Sync Django + async MCP — Django runs synchronously. MCP client uses asyncio internally. The bridge is MCPClientManager.call_tool_sync(), which runs async tool calls on a background event loop thread. The streaming chat endpoint (agent_chat_stream) is the only async view.

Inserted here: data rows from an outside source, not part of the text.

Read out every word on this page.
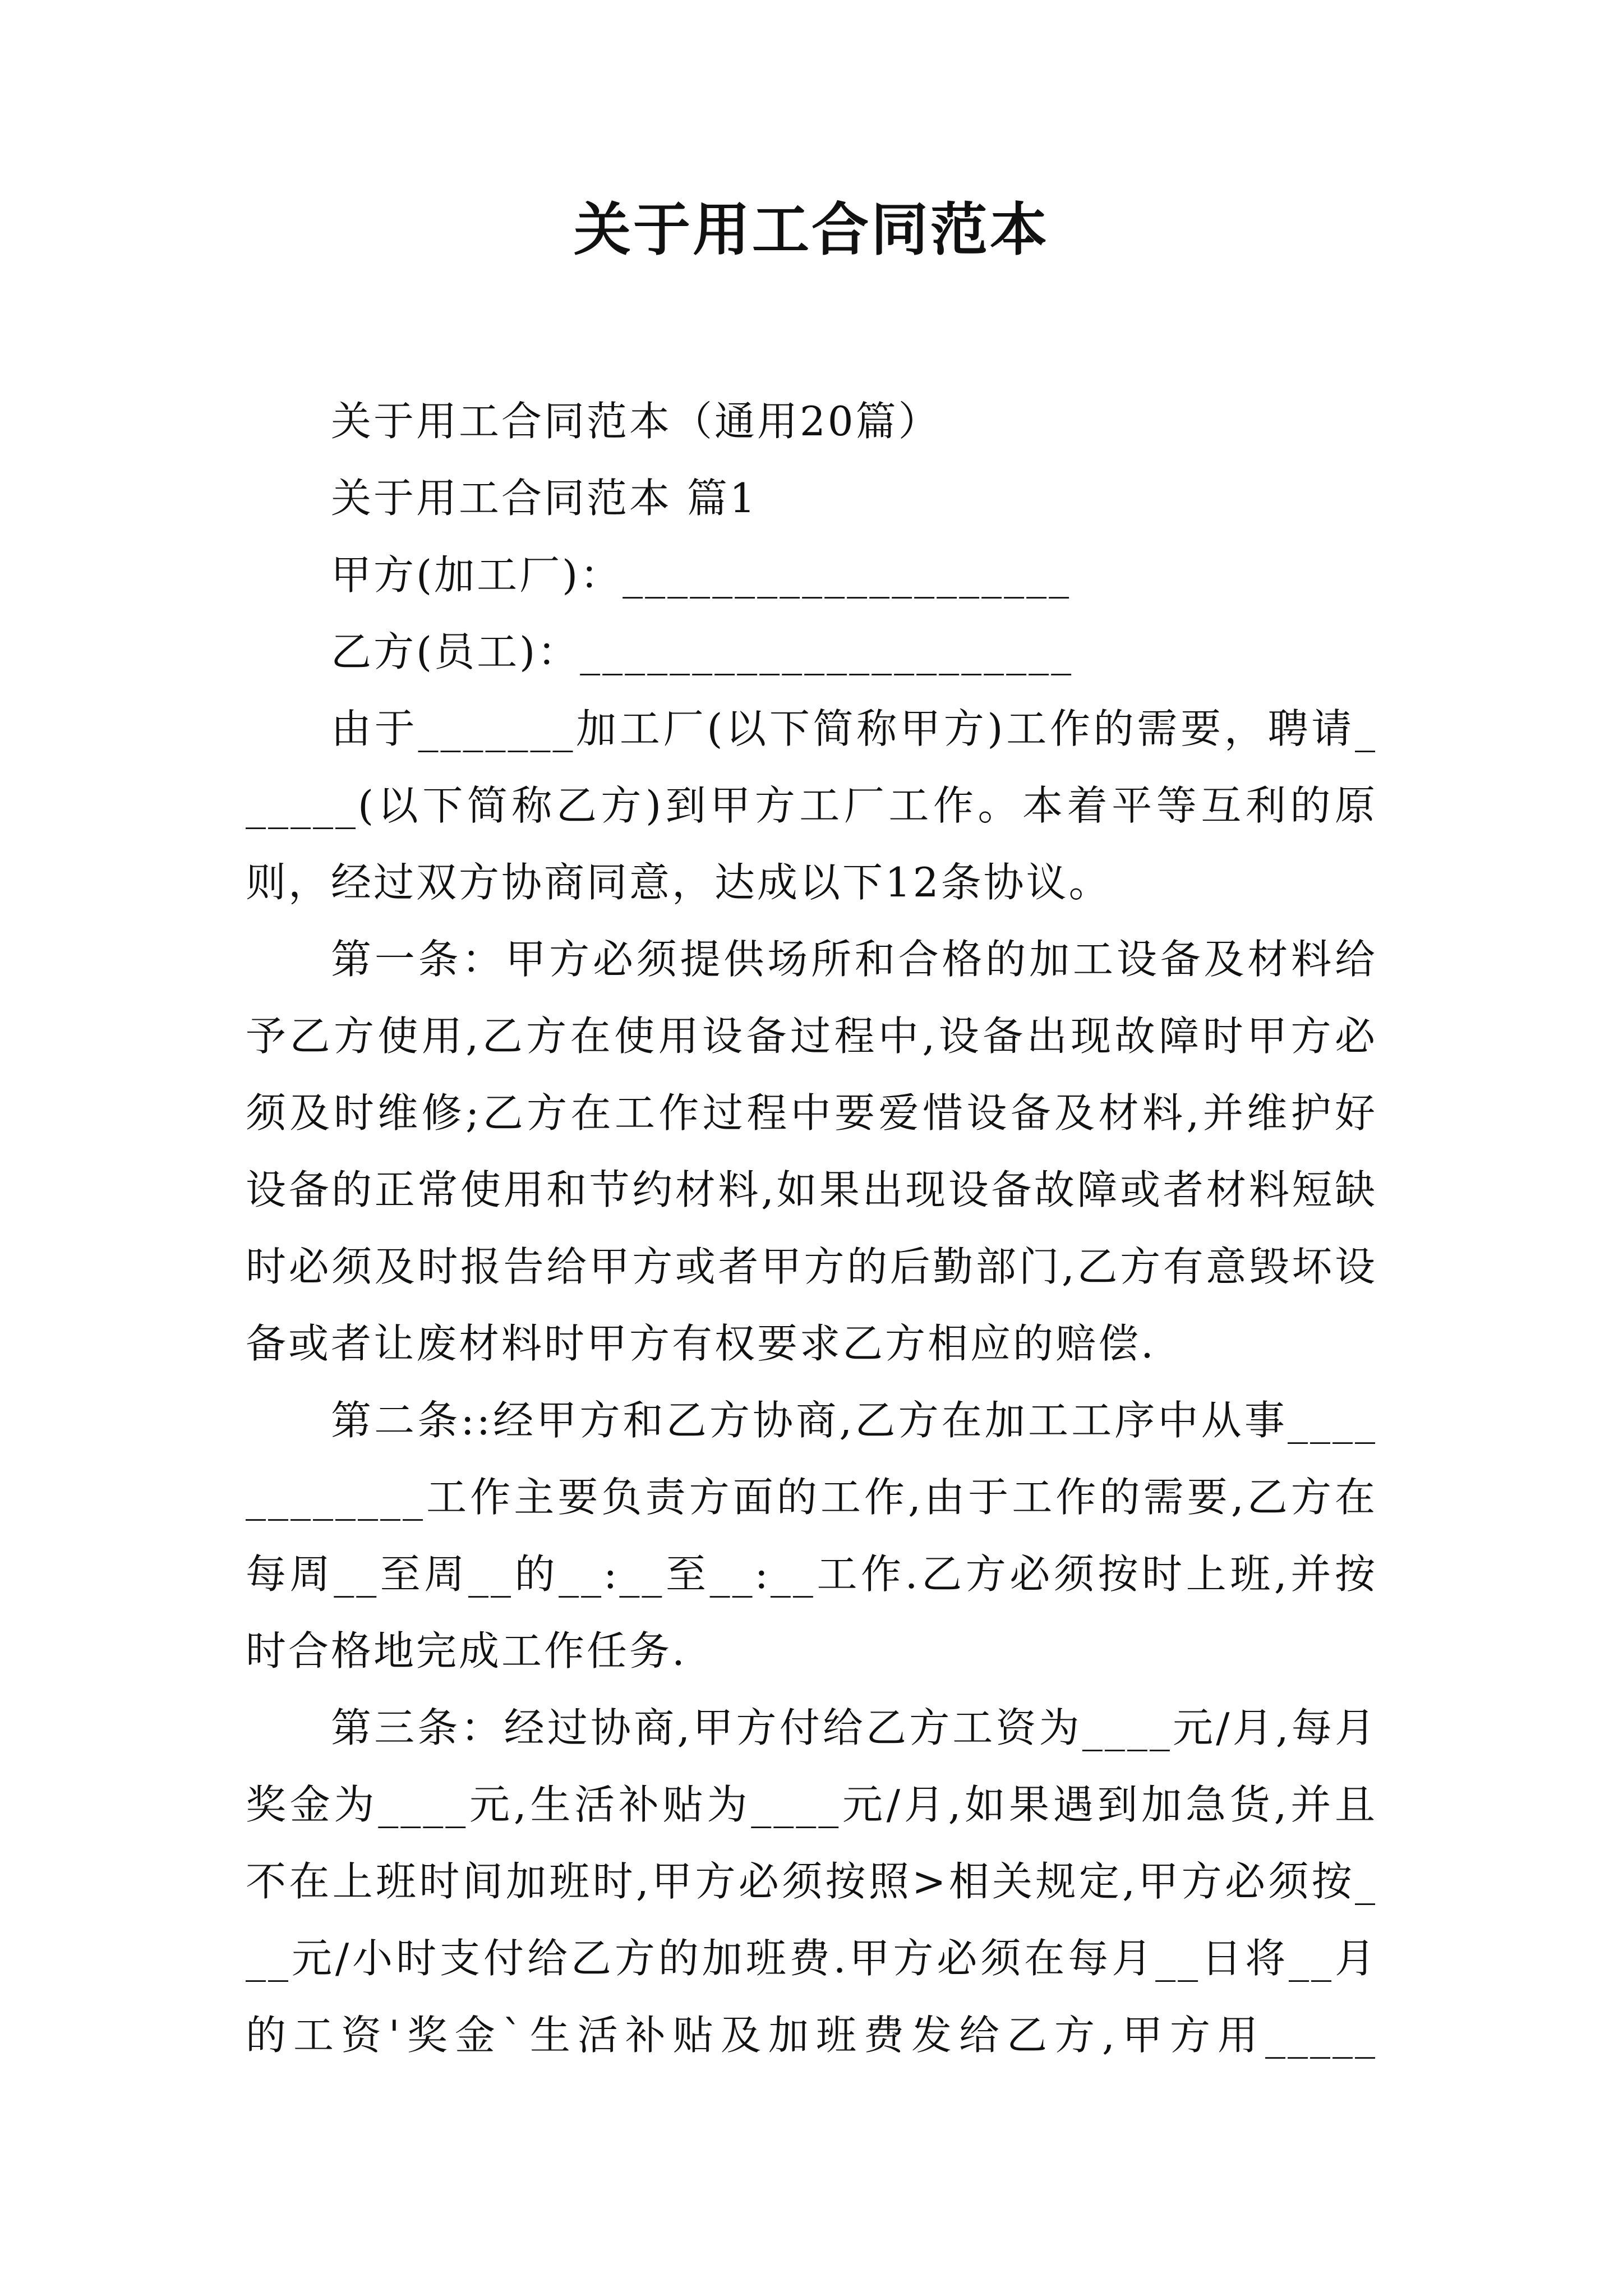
关于用工合同范本

关于用工合同范本（通用20篇）

关于用工合同范本 篇1

甲方(加工厂)：____________________

乙方(员工)：______________________

由于_______加工厂(以下简称甲方)工作的需要，聘请______(以下简称乙方)到甲方工厂工作。本着平等互利的原则，经过双方协商同意，达成以下12条协议。

第一条：甲方必须提供场所和合格的加工设备及材料给予乙方使用,乙方在使用设备过程中,设备出现故障时甲方必须及时维修;乙方在工作过程中要爱惜设备及材料,并维护好设备的正常使用和节约材料,如果出现设备故障或者材料短缺时必须及时报告给甲方或者甲方的后勤部门,乙方有意毁坏设备或者让废材料时甲方有权要求乙方相应的赔偿.

第二条::经甲方和乙方协商,乙方在加工工序中从事____________工作主要负责方面的工作,由于工作的需要,乙方在每周__至周__的__:__至__:__工作.乙方必须按时上班,并按时合格地完成工作任务.

第三条：经过协商,甲方付给乙方工资为____元/月,每月奖金为____元,生活补贴为____元/月,如果遇到加急货,并且不在上班时间加班时,甲方必须按照>相关规定,甲方必须按___元/小时支付给乙方的加班费.甲方必须在每月__日将__月的工资'奖金`生活补贴及加班费发给乙方,甲方用_____
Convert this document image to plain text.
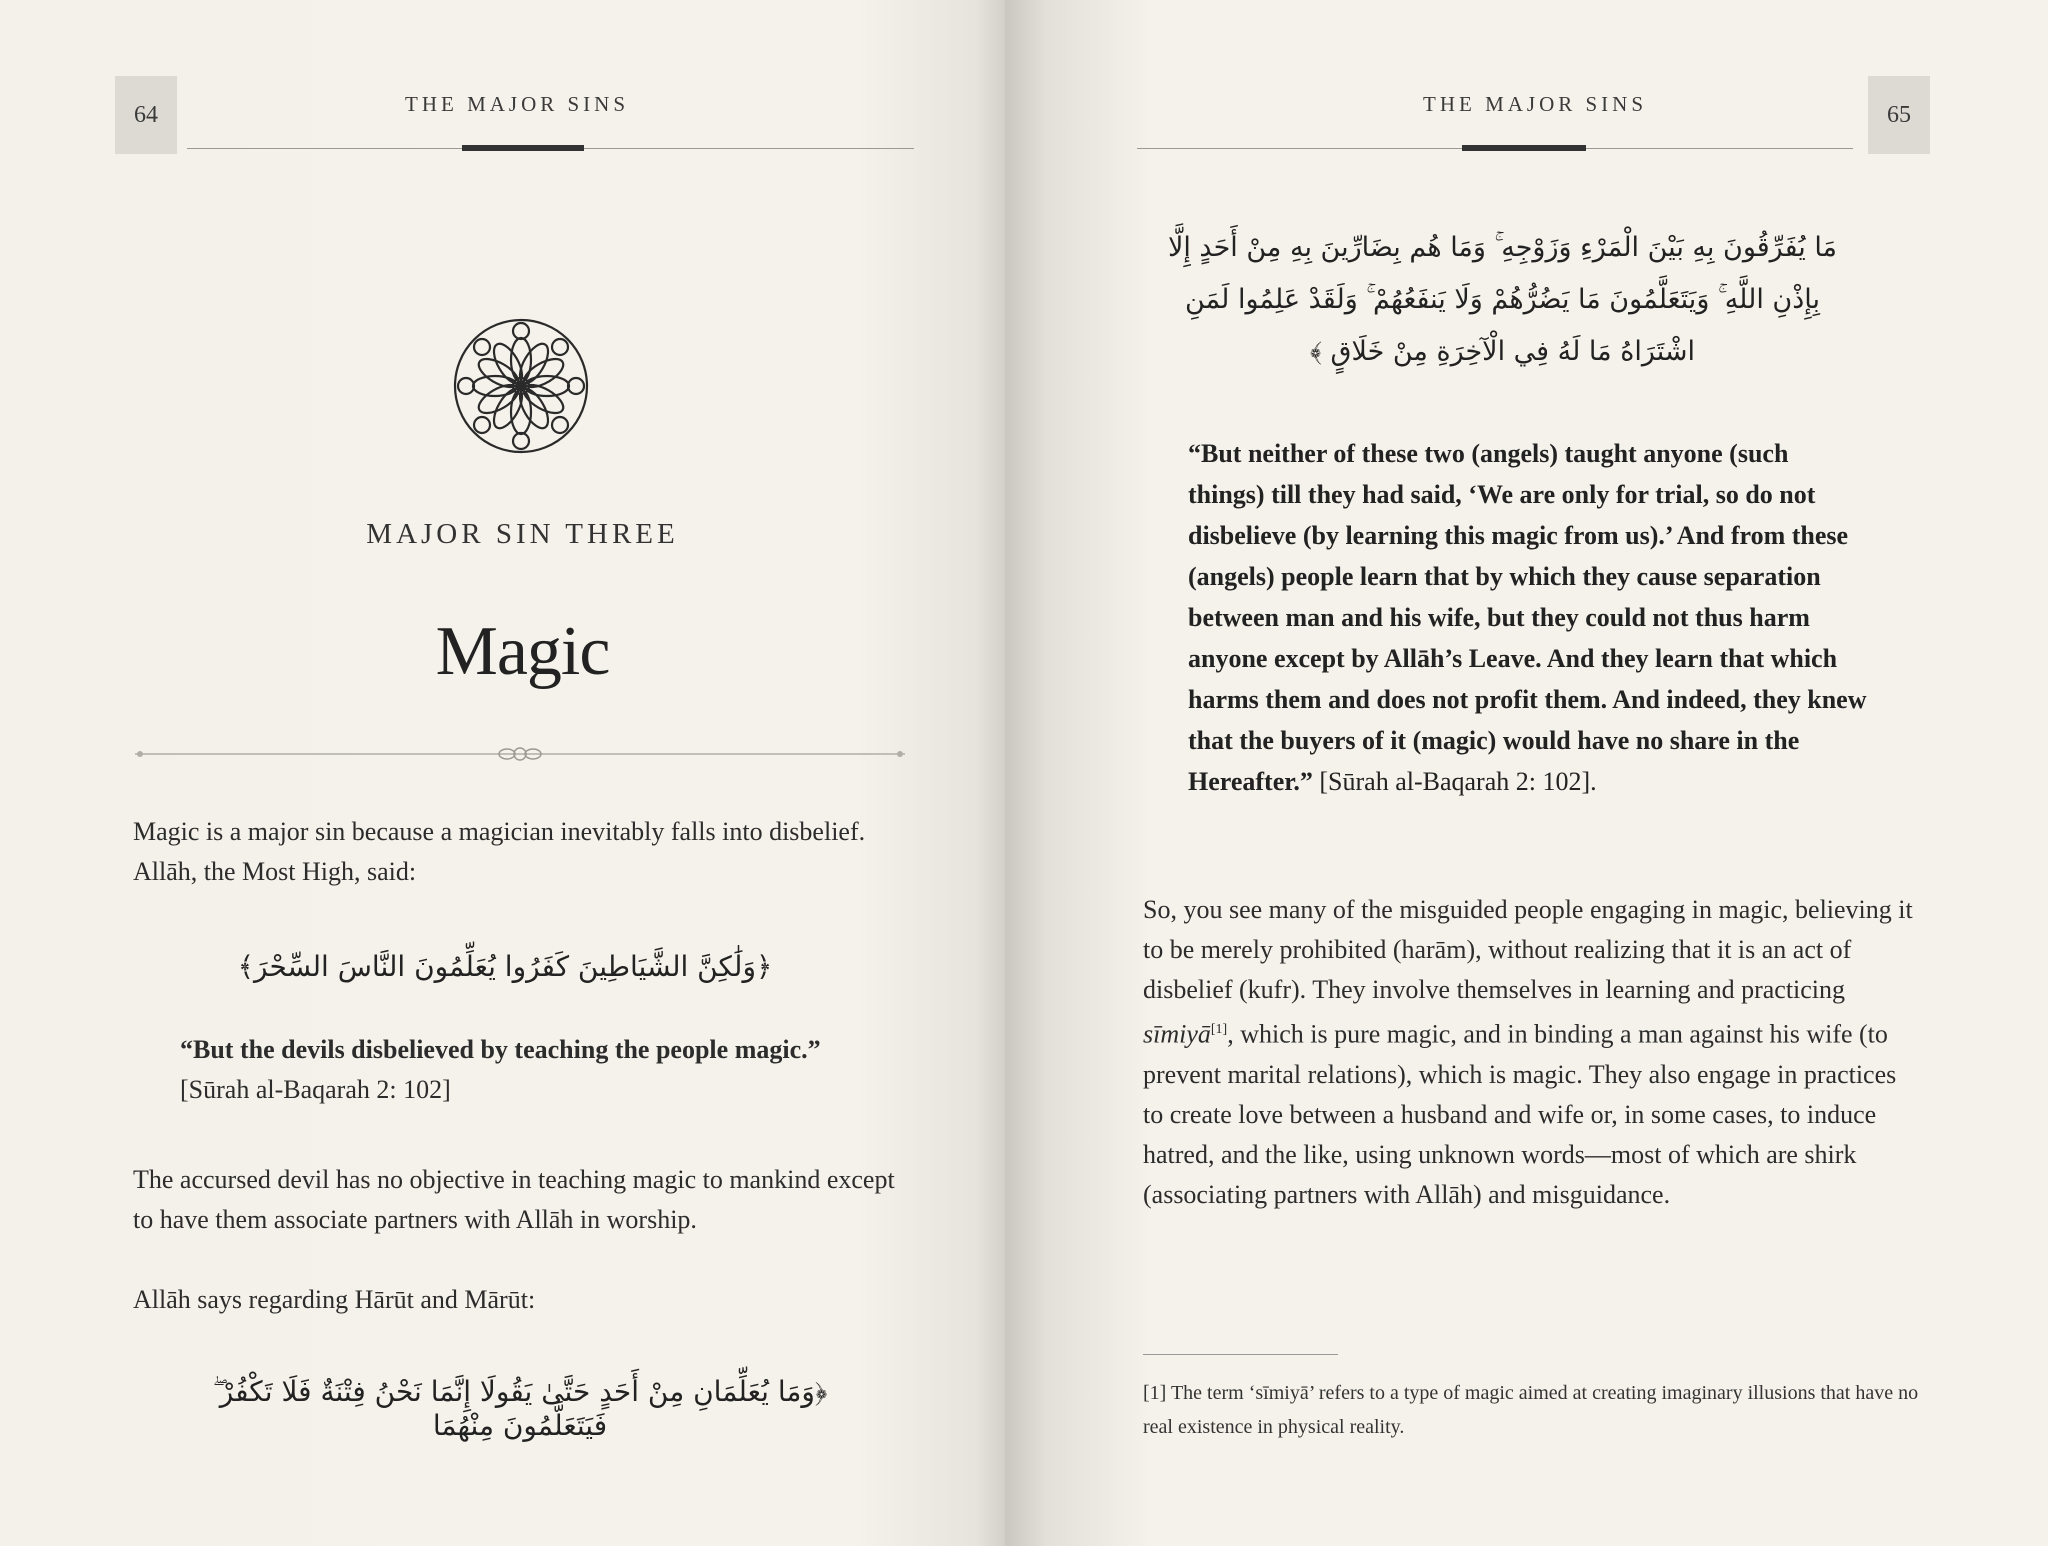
64	THE MAJOR SINS
MAJOR SIN THREE
Magic
Magic is a major sin because a magician inevitably falls into disbelief. Allāh, the Most High, said:
﴿وَلَٰكِنَّ الشَّيَاطِينَ كَفَرُوا يُعَلِّمُونَ النَّاسَ السِّحْرَ﴾
“But the devils disbelieved by teaching the people magic.” [Sūrah al-Baqarah 2: 102]
The accursed devil has no objective in teaching magic to mankind except to have them associate partners with Allāh in worship.
Allāh says regarding Hārūt and Mārūt:
﴿وَمَا يُعَلِّمَانِ مِنْ أَحَدٍ حَتَّىٰ يَقُولَا إِنَّمَا نَحْنُ فِتْنَةٌ فَلَا تَكْفُرْ ۖ فَيَتَعَلَّمُونَ مِنْهُمَا
65
THE MAJOR SINS
مَا يُفَرِّقُونَ بِهِ بَيْنَ الْمَرْءِ وَزَوْجِهِ ۚ وَمَا هُم بِضَارِّينَ بِهِ مِنْ أَحَدٍ إِلَّا بِإِذْنِ اللَّهِ ۚ وَيَتَعَلَّمُونَ مَا يَضُرُّهُمْ وَلَا يَنفَعُهُمْ ۚ وَلَقَدْ عَلِمُوا لَمَنِ اشْتَرَاهُ مَا لَهُ فِي الْآخِرَةِ مِنْ خَلَاقٍ ﴾
“But neither of these two (angels) taught anyone (such things) till they had said, ‘We are only for trial, so do not disbelieve (by learning this magic from us).’ And from these (angels) people learn that by which they cause separation between man and his wife, but they could not thus harm anyone except by Allāh’s Leave. And they learn that which harms them and does not profit them. And indeed, they knew that the buyers of it (magic) would have no share in the Hereafter.” [Sūrah al-Baqarah 2: 102].
So, you see many of the misguided people engaging in magic, believing it to be merely prohibited (harām), without realizing that it is an act of disbelief (kufr). They involve themselves in learning and practicing sīmiyā[1], which is pure magic, and in binding a man against his wife (to prevent marital relations), which is magic. They also engage in practices to create love between a husband and wife or, in some cases, to induce hatred, and the like, using unknown words—most of which are shirk (associating partners with Allāh) and misguidance.
[1] The term ‘sīmiyā’ refers to a type of magic aimed at creating imaginary illusions that have no real existence in physical reality.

Per-request Agent — Each chat/run request creates a fresh Agent instance with its own config. Shared state (sessions, providers, MCP connections) lives in singletons. This keeps the Agent stateless and thread-safe.
Memory is optional — All memory operations are wrapped in try/except. The system degrades gracefully when databases are unavailable. enable_memory=False skips all memory operations.